Aha! I have remembered to start drafting the next item on this site. That’s important because I find, at a late age, my memory getting more and more unreliable – a condition which I am told is rather common. There are, of course, potential outcomes. Does that bill get paid? Did I realise that my cousin was visiting me for lunch? Did I renew that subscription? Fortunately, my children are aware of this, and don’t hold back on reminders. (Although I am quite open to forget the reminders). But the outside world is not so clement – and I may find myself apologising for what is seen as deliberate delays.
And it hits me in other ways. From time to time I am visited by younger members of the family. Some of these are people of consequence: the distinguished historian, the civil servant who is rattling up the promotional ladder, the top executive who tries to retire but is too valuable to do so – and so on. But, ask for their names – and I am reduced to calling them all ‘darling’. And that’s a problem, too. I started adult life at drama school – and that is (was?) a community in which all females were addressed as darling. I have never lost the habit. However, I married one of them – and I have never regretted that.

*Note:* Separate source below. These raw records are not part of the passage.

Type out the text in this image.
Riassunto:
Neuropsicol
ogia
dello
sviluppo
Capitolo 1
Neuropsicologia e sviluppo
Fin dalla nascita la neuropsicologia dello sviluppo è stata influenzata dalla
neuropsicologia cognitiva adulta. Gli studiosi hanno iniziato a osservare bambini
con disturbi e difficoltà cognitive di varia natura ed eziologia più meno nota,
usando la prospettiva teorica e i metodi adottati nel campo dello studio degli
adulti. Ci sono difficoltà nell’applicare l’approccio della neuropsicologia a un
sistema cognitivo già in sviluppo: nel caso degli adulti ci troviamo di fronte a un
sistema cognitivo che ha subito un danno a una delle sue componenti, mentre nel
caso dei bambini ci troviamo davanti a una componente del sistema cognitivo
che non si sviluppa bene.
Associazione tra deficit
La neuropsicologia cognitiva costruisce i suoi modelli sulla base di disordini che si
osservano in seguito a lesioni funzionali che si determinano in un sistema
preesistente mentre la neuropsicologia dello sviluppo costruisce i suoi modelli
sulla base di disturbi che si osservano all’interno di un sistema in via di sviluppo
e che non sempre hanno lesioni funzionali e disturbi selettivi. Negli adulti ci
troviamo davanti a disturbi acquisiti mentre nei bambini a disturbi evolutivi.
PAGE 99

Probably most writers have had the nuisance of knowing exactly the right word to use in the next sentence. And we learn that thinking hard is not the solution. Just put in xxx and carry on. And a few seconds later it flashes back into the mind. Grab it while it’s there. So I, and perhaps others, will have had to cope with a poor memory – perhaps poorer than it used to be. So let’s exchange how we have learnt to cope. Or not.